Die anhaltenden Proteste in dem französischen Überseegebiet haben international große Besorgnis ausgelöst. Travel Security Analyst Thorsten Muth beleuchtet die Hintergründe.

(Titelbild: KI-generiertes Symbolbild)

Schwarzer Rauch über Nouméa. Bereits seit mehr als einer Woche leidet das touristische Image Neukaledoniens: Straßenblockaden und ausgebrannte Autos verdrängen die Bilder von makellosen weißen Stränden und Südsee-Flair. Auslöser der aktuellen Unruhen ist eine geplante Gesetzesänderung, mit der die Regierung im fernen Paris tausenden französischstämmigen Bewohnern des pazifischen Inselstaats das Wahlrecht einräumen will. Unterstützer der neukaledonischen Unabhängigkeitsbewegung sehen in der Reform eine Bedrohung der politischen Teilhabe der indigenen Kanak-Bevölkerung.

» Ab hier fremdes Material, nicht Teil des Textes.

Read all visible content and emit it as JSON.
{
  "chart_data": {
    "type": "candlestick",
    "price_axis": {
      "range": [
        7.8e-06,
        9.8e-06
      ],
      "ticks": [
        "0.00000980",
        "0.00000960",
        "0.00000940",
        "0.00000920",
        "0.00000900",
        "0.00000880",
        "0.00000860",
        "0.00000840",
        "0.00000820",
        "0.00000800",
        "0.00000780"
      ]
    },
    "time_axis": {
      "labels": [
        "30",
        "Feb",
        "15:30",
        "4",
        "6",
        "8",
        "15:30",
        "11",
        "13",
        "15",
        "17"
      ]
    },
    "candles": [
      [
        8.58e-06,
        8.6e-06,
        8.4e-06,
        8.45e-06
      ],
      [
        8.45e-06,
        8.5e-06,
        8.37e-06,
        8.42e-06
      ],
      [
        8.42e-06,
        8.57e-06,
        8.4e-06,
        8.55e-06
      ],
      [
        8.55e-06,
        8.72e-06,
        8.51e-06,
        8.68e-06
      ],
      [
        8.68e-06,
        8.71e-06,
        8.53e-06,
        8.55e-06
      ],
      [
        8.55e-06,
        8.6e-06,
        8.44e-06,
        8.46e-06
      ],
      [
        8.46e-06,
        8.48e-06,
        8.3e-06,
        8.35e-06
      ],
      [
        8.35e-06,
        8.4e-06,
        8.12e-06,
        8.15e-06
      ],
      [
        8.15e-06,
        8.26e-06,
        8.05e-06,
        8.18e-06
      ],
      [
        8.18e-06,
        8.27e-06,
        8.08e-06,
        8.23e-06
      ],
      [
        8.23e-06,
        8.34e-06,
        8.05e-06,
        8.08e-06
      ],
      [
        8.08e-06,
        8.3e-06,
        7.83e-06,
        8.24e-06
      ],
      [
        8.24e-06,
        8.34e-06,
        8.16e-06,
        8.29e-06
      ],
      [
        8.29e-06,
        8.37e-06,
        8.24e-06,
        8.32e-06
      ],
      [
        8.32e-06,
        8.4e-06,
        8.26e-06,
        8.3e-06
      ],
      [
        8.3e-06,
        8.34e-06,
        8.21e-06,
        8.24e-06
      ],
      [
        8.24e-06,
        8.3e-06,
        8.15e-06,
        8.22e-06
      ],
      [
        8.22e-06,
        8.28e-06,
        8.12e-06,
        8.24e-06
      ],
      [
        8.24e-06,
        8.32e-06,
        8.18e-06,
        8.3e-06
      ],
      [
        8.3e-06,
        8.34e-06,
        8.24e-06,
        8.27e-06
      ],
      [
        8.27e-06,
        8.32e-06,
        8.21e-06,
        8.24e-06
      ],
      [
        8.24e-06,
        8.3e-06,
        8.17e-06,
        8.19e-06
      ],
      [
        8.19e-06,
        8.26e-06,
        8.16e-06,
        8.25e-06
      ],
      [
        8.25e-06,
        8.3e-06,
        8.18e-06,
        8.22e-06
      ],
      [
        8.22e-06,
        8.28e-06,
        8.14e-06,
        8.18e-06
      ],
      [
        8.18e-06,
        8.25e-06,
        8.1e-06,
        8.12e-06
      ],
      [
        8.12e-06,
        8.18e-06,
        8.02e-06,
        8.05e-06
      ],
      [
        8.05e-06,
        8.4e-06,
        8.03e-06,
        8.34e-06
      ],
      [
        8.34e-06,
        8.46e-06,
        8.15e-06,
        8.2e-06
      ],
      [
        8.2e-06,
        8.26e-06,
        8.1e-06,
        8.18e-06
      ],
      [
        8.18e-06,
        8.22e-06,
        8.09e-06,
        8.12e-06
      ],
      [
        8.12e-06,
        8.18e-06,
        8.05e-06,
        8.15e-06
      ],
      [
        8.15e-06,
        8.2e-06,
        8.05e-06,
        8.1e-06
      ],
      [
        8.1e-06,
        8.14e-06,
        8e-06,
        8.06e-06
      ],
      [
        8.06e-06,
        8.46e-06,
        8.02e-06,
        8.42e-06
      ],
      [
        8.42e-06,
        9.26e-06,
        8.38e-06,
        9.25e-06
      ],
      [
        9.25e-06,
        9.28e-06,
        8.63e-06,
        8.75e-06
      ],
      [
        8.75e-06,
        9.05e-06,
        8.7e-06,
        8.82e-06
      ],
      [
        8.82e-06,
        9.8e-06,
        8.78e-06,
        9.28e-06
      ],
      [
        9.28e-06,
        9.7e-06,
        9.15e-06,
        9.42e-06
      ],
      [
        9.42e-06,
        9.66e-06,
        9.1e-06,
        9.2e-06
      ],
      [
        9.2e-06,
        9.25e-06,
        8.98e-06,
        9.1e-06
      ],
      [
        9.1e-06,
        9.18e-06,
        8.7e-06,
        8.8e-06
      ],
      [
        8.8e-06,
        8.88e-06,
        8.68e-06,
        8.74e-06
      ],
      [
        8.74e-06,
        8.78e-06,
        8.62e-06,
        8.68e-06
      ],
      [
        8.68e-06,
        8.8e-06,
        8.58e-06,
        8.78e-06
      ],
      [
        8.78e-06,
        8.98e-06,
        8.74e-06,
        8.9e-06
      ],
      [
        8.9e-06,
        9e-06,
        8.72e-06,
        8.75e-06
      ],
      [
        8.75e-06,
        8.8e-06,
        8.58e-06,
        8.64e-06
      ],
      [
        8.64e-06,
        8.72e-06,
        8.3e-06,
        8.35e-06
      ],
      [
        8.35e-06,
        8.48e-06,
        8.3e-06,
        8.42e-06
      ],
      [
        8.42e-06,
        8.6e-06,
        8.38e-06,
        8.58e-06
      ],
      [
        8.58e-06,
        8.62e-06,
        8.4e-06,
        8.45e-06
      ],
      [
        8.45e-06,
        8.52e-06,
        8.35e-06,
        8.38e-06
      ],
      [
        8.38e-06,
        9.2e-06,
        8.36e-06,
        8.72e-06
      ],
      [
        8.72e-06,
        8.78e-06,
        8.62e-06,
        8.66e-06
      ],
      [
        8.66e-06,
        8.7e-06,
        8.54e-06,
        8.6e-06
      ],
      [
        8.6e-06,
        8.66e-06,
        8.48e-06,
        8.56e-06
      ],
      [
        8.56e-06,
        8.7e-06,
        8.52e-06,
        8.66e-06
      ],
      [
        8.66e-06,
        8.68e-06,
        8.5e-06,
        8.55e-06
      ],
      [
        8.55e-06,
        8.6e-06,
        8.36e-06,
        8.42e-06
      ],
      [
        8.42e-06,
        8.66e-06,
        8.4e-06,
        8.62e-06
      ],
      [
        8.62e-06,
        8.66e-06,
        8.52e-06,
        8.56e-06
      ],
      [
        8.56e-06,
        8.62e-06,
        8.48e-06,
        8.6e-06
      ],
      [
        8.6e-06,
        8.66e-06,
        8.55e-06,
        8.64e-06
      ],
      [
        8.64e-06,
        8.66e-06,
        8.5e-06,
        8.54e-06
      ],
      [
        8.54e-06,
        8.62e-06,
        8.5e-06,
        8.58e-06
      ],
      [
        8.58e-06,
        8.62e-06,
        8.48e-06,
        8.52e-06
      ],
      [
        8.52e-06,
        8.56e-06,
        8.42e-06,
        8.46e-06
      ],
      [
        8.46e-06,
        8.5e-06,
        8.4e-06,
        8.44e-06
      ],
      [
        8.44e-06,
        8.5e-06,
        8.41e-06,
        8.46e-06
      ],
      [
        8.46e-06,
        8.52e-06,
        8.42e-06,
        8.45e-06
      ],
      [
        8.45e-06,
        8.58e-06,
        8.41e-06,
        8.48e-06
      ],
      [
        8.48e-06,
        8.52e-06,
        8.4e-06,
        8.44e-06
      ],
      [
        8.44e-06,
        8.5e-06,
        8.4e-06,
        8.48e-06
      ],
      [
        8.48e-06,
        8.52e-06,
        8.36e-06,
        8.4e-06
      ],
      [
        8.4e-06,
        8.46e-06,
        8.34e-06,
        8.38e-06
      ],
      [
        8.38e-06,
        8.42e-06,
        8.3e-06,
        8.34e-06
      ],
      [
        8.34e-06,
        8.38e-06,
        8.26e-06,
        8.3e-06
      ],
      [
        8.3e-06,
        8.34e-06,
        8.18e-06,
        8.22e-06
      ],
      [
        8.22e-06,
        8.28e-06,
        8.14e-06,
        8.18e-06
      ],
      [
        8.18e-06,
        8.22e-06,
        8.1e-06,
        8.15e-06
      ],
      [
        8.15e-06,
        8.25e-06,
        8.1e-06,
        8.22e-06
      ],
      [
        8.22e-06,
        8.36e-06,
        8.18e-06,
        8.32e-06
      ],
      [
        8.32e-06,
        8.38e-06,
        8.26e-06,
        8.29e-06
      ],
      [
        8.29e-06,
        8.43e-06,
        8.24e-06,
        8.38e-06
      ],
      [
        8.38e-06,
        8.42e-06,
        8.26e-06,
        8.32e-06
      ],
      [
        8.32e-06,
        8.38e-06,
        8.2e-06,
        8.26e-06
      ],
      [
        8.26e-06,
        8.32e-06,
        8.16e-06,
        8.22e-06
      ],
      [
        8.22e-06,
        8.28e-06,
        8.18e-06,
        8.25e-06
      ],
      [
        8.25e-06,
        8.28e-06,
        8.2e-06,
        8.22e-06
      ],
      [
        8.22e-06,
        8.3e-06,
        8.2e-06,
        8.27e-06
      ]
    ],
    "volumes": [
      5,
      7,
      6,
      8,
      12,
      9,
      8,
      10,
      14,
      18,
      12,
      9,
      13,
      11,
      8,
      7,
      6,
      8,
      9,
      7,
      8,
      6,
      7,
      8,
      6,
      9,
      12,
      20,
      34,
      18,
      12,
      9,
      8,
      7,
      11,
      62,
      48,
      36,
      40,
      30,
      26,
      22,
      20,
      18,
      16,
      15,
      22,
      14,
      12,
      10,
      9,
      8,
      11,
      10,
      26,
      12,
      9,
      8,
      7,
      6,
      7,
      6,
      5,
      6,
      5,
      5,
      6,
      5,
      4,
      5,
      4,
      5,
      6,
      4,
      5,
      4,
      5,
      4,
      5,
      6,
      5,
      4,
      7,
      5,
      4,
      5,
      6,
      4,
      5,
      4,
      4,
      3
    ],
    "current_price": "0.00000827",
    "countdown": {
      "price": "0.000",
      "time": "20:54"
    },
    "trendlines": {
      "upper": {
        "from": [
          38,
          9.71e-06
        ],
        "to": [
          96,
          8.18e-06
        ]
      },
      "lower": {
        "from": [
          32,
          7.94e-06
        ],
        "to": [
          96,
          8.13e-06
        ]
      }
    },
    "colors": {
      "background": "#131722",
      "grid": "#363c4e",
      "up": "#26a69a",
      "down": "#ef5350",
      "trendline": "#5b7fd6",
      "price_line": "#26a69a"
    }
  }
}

Rauchschwaden statt Kava-Cocktails: Tausende Touristen sitzen fest

Die zunächst friedlichen Demonstrationen in Nouméa, der Hauptstadt des 271.000 Einwohner zählenden Überseegebiets, eskalierten am 13. Mai 2024 zu gewalttätigen Auseinandersetzungen. Die Behörden in Paris riefen den Ausnahmezustand aus, verhängten Versammlungsverbote und stockten das Kontingent der französischen Sicherheitskräfte in Neukaledonien um tausend Mann auf. Mit mindestens sechs Todesopfern ist es der tödlichste Konflikt, den die Inselgruppe seit über drei Jahrzehnten gesehen hat. Auch die örtliche Reisebranche leidet unter der anhaltenden Krise: Über 3.200 Touristen waren in Nouméa und an anderen Orten gestrandet, wo viele vorerst in der relativen Sicherheit ihrer Hotels ausharrten. Doch Lebensmittel und Medizin werden langsam knapp. Die Evakuierungsmaßnahmen, die von den Regierungen der wichtigsten Herkunftsländer Frankreich, Australien und Neuseeland eingeleitet wurden, traten nur schleppend in Kraft. Der internationale Flughafen bleibt vorerst geschlossen.

Präsidiale Schlichtungsversuche: „Rückkehr zu Frieden, Ruhe, Sicherheit“

Mehrere Volksabstimmungen zur Unabhängigkeit Neukaledoniens waren in der Vergangenheit allesamt zugunsten eines Verbleibs bei Frankreich ausgefallen, doch die Beziehung mit dem Mutterland ist seit langem angespannt. Ein spontaner Symbolbesuch des französischen Präsidenten soll nun wenige Wochen vor der Europawahl Ruhe und Ordnung nach Neukaledonien bringen: Am Donnerstag (23. Mai) landete Emmanuel Macron auf der Hauptinsel Grande Terre und verkündete, dass die zusätzlichen Einsatzkräfte, die angesichts dieses „absolut beispiellosen Aufstands“ hervorragende Arbeit geleistet hätten, vorerst vor Ort verbleiben sollten. „Niemand hat ein solches Ausmaß an Organisation und Gewalt vorausgesehen“, gab der Präsident zu. Die Evakuierungen ausländischer Touristen wurden während Macrons Besuch ausgesetzt.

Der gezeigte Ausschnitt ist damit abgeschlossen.